Consequences for Germany: delivery bottlenecks cost billions


As of: 06/29/2021 1:57 p.m.

German industry has been complaining for months that a lack of raw materials and intermediate products is slowing down production. The Kiel Institute for the World Economy has now calculated the foreseeable costs of the delivery bottlenecks.

Delivery bottlenecks, delivery delays and material shortages could cost the German economy around 25 billion euros this year. This estimate by the Kiel Institute for the World Economy (IfW) is the result of a current study. “The supply bottlenecks will probably continue to burden industrial production well into the third quarter, and only then should there be a clear improvement,” said Klaus-Jürgen Gern, head of the international economic analysis at IfW Kiel.

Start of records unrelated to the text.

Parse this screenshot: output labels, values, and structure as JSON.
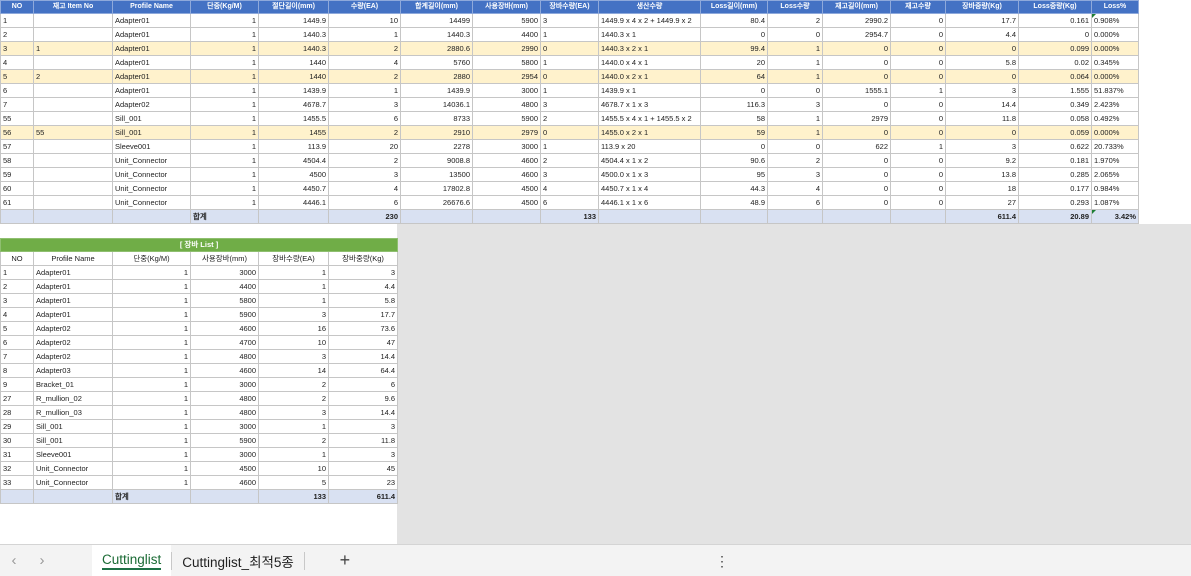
{
  "main_table": {
    "headers": [
      "NO",
      "재고 Item No",
      "Profile Name",
      "단중(Kg/M)",
      "절단길이(mm)",
      "수량(EA)",
      "합계길이(mm)",
      "사용장바(mm)",
      "장바수량(EA)",
      "생산수량",
      "Loss길이(mm)",
      "Loss수량",
      "재고길이(mm)",
      "재고수량",
      "장바중량(Kg)",
      "Loss중량(Kg)",
      "Loss%"
    ],
    "rows": [
      {
        "no": "1",
        "item": "",
        "profile": "Adapter01",
        "unit": "1",
        "cut": "1449.9",
        "qty": "10",
        "sum": "14499",
        "bar": "5900",
        "barqty": "3",
        "prod": "1449.9 x 4 x 2  +  1449.9 x 2",
        "loss": "80.4",
        "lossqty": "2",
        "stock": "2990.2",
        "stockqty": "0",
        "barw": "17.7",
        "lossw": "0.161",
        "pct": "0.908%",
        "hl": false
      },
      {
        "no": "2",
        "item": "",
        "profile": "Adapter01",
        "unit": "1",
        "cut": "1440.3",
        "qty": "1",
        "sum": "1440.3",
        "bar": "4400",
        "barqty": "1",
        "prod": "1440.3 x 1",
        "loss": "0",
        "lossqty": "0",
        "stock": "2954.7",
        "stockqty": "0",
        "barw": "4.4",
        "lossw": "0",
        "pct": "0.000%",
        "hl": false
      },
      {
        "no": "3",
        "item": "1",
        "profile": "Adapter01",
        "unit": "1",
        "cut": "1440.3",
        "qty": "2",
        "sum": "2880.6",
        "bar": "2990",
        "barqty": "0",
        "prod": "1440.3 x 2 x 1",
        "loss": "99.4",
        "lossqty": "1",
        "stock": "0",
        "stockqty": "0",
        "barw": "0",
        "lossw": "0.099",
        "pct": "0.000%",
        "hl": true
      },
      {
        "no": "4",
        "item": "",
        "profile": "Adapter01",
        "unit": "1",
        "cut": "1440",
        "qty": "4",
        "sum": "5760",
        "bar": "5800",
        "barqty": "1",
        "prod": "1440.0 x 4 x 1",
        "loss": "20",
        "lossqty": "1",
        "stock": "0",
        "stockqty": "0",
        "barw": "5.8",
        "lossw": "0.02",
        "pct": "0.345%",
        "hl": false
      },
      {
        "no": "5",
        "item": "2",
        "profile": "Adapter01",
        "unit": "1",
        "cut": "1440",
        "qty": "2",
        "sum": "2880",
        "bar": "2954",
        "barqty": "0",
        "prod": "1440.0 x 2 x 1",
        "loss": "64",
        "lossqty": "1",
        "stock": "0",
        "stockqty": "0",
        "barw": "0",
        "lossw": "0.064",
        "pct": "0.000%",
        "hl": true
      },
      {
        "no": "6",
        "item": "",
        "profile": "Adapter01",
        "unit": "1",
        "cut": "1439.9",
        "qty": "1",
        "sum": "1439.9",
        "bar": "3000",
        "barqty": "1",
        "prod": "1439.9 x 1",
        "loss": "0",
        "lossqty": "0",
        "stock": "1555.1",
        "stockqty": "1",
        "barw": "3",
        "lossw": "1.555",
        "pct": "51.837%",
        "hl": false
      },
      {
        "no": "7",
        "item": "",
        "profile": "Adapter02",
        "unit": "1",
        "cut": "4678.7",
        "qty": "3",
        "sum": "14036.1",
        "bar": "4800",
        "barqty": "3",
        "prod": "4678.7 x 1 x 3",
        "loss": "116.3",
        "lossqty": "3",
        "stock": "0",
        "stockqty": "0",
        "barw": "14.4",
        "lossw": "0.349",
        "pct": "2.423%",
        "hl": false
      },
      {
        "no": "55",
        "item": "",
        "profile": "Sill_001",
        "unit": "1",
        "cut": "1455.5",
        "qty": "6",
        "sum": "8733",
        "bar": "5900",
        "barqty": "2",
        "prod": "1455.5 x 4 x 1  +  1455.5 x 2",
        "loss": "58",
        "lossqty": "1",
        "stock": "2979",
        "stockqty": "0",
        "barw": "11.8",
        "lossw": "0.058",
        "pct": "0.492%",
        "hl": false
      },
      {
        "no": "56",
        "item": "55",
        "profile": "Sill_001",
        "unit": "1",
        "cut": "1455",
        "qty": "2",
        "sum": "2910",
        "bar": "2979",
        "barqty": "0",
        "prod": "1455.0 x 2 x 1",
        "loss": "59",
        "lossqty": "1",
        "stock": "0",
        "stockqty": "0",
        "barw": "0",
        "lossw": "0.059",
        "pct": "0.000%",
        "hl": true
      },
      {
        "no": "57",
        "item": "",
        "profile": "Sleeve001",
        "unit": "1",
        "cut": "113.9",
        "qty": "20",
        "sum": "2278",
        "bar": "3000",
        "barqty": "1",
        "prod": "113.9 x 20",
        "loss": "0",
        "lossqty": "0",
        "stock": "622",
        "stockqty": "1",
        "barw": "3",
        "lossw": "0.622",
        "pct": "20.733%",
        "hl": false
      },
      {
        "no": "58",
        "item": "",
        "profile": "Unit_Connector",
        "unit": "1",
        "cut": "4504.4",
        "qty": "2",
        "sum": "9008.8",
        "bar": "4600",
        "barqty": "2",
        "prod": "4504.4 x 1 x 2",
        "loss": "90.6",
        "lossqty": "2",
        "stock": "0",
        "stockqty": "0",
        "barw": "9.2",
        "lossw": "0.181",
        "pct": "1.970%",
        "hl": false
      },
      {
        "no": "59",
        "item": "",
        "profile": "Unit_Connector",
        "unit": "1",
        "cut": "4500",
        "qty": "3",
        "sum": "13500",
        "bar": "4600",
        "barqty": "3",
        "prod": "4500.0 x 1 x 3",
        "loss": "95",
        "lossqty": "3",
        "stock": "0",
        "stockqty": "0",
        "barw": "13.8",
        "lossw": "0.285",
        "pct": "2.065%",
        "hl": false
      },
      {
        "no": "60",
        "item": "",
        "profile": "Unit_Connector",
        "unit": "1",
        "cut": "4450.7",
        "qty": "4",
        "sum": "17802.8",
        "bar": "4500",
        "barqty": "4",
        "prod": "4450.7 x 1 x 4",
        "loss": "44.3",
        "lossqty": "4",
        "stock": "0",
        "stockqty": "0",
        "barw": "18",
        "lossw": "0.177",
        "pct": "0.984%",
        "hl": false
      },
      {
        "no": "61",
        "item": "",
        "profile": "Unit_Connector",
        "unit": "1",
        "cut": "4446.1",
        "qty": "6",
        "sum": "26676.6",
        "bar": "4500",
        "barqty": "6",
        "prod": "4446.1 x 1 x 6",
        "loss": "48.9",
        "lossqty": "6",
        "stock": "0",
        "stockqty": "0",
        "barw": "27",
        "lossw": "0.293",
        "pct": "1.087%",
        "hl": false
      }
    ],
    "total": {
      "label": "합계",
      "qty": "230",
      "barqty": "133",
      "barw": "611.4",
      "lossw": "20.89",
      "pct": "3.42%"
    }
  },
  "stock_table": {
    "title": "[ 장바 List ]",
    "headers": [
      "NO",
      "Profile Name",
      "단중(Kg/M)",
      "사용장바(mm)",
      "장바수량(EA)",
      "장바중량(Kg)"
    ],
    "rows": [
      {
        "no": "1",
        "profile": "Adapter01",
        "unit": "1",
        "bar": "3000",
        "qty": "1",
        "w": "3"
      },
      {
        "no": "2",
        "profile": "Adapter01",
        "unit": "1",
        "bar": "4400",
        "qty": "1",
        "w": "4.4"
      },
      {
        "no": "3",
        "profile": "Adapter01",
        "unit": "1",
        "bar": "5800",
        "qty": "1",
        "w": "5.8"
      },
      {
        "no": "4",
        "profile": "Adapter01",
        "unit": "1",
        "bar": "5900",
        "qty": "3",
        "w": "17.7"
      },
      {
        "no": "5",
        "profile": "Adapter02",
        "unit": "1",
        "bar": "4600",
        "qty": "16",
        "w": "73.6"
      },
      {
        "no": "6",
        "profile": "Adapter02",
        "unit": "1",
        "bar": "4700",
        "qty": "10",
        "w": "47"
      },
      {
        "no": "7",
        "profile": "Adapter02",
        "unit": "1",
        "bar": "4800",
        "qty": "3",
        "w": "14.4"
      },
      {
        "no": "8",
        "profile": "Adapter03",
        "unit": "1",
        "bar": "4600",
        "qty": "14",
        "w": "64.4"
      },
      {
        "no": "9",
        "profile": "Bracket_01",
        "unit": "1",
        "bar": "3000",
        "qty": "2",
        "w": "6"
      },
      {
        "no": "27",
        "profile": "R_mullion_02",
        "unit": "1",
        "bar": "4800",
        "qty": "2",
        "w": "9.6"
      },
      {
        "no": "28",
        "profile": "R_mullion_03",
        "unit": "1",
        "bar": "4800",
        "qty": "3",
        "w": "14.4"
      },
      {
        "no": "29",
        "profile": "Sill_001",
        "unit": "1",
        "bar": "3000",
        "qty": "1",
        "w": "3"
      },
      {
        "no": "30",
        "profile": "Sill_001",
        "unit": "1",
        "bar": "5900",
        "qty": "2",
        "w": "11.8"
      },
      {
        "no": "31",
        "profile": "Sleeve001",
        "unit": "1",
        "bar": "3000",
        "qty": "1",
        "w": "3"
      },
      {
        "no": "32",
        "profile": "Unit_Connector",
        "unit": "1",
        "bar": "4500",
        "qty": "10",
        "w": "45"
      },
      {
        "no": "33",
        "profile": "Unit_Connector",
        "unit": "1",
        "bar": "4600",
        "qty": "5",
        "w": "23"
      }
    ],
    "total": {
      "label": "합계",
      "qty": "133",
      "w": "611.4"
    }
  },
  "tabs": {
    "prev_icon": "‹",
    "next_icon": "›",
    "items": [
      "Cuttinglist",
      "Cuttinglist_최적5종"
    ],
    "add_icon": "+",
    "more_icon": "⋮"
  },
  "colors": {
    "main_header": "#4472c4",
    "stock_title": "#70ad47",
    "stock_header": "#a9d08e",
    "highlight_row": "#fff2cc",
    "total_row": "#d9e1f2",
    "active_tab_text": "#1b6b35"
  }
}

IfW authors Joscha Beckmann and Nils Jannsen write that gross domestic product is likely to have been depressed by around one percent in the second quarter alone due to the additional delivery bottlenecks that have occurred since the beginning of the year.

“Complex causes”

The causes of the delivery bottlenecks are complex, which is why the duration is difficult to predict, as the experts explain. The reasons included transport bottlenecks in shipping, at the same time the need for intermediate goods such as semiconductors has increased noticeably due to the strong economic recovery in many places and the shift in private consumer spending towards durable consumer goods.

Individual events such as the temporary blockade of the Suez Canal or extreme weather events would also have had an impact. As a result, since the outbreak of the Corona crisis, the industry has increasingly been unable to process its orders to the usual extent, the economists state: “In April 2021, industrial production was almost eleven percent below the level that the incoming orders would have been expected.”

Catch-up and catch-up effects

“As soon as the supply bottlenecks are resolved, two factors will give industrial production a tailwind and for some time will likely grow significantly faster than the new incoming orders,” predicts the IfW. On the one hand, there will be catch-up effects as soon as the industry increases its production to the usual level.

“The current level of incoming orders suggests an increase in industrial production of around ten percent.” On the other hand, there are catch-up effects as soon as the pent-up orders are processed. “As a result, production will temporarily rise above its long-term normal level,” the economists expect.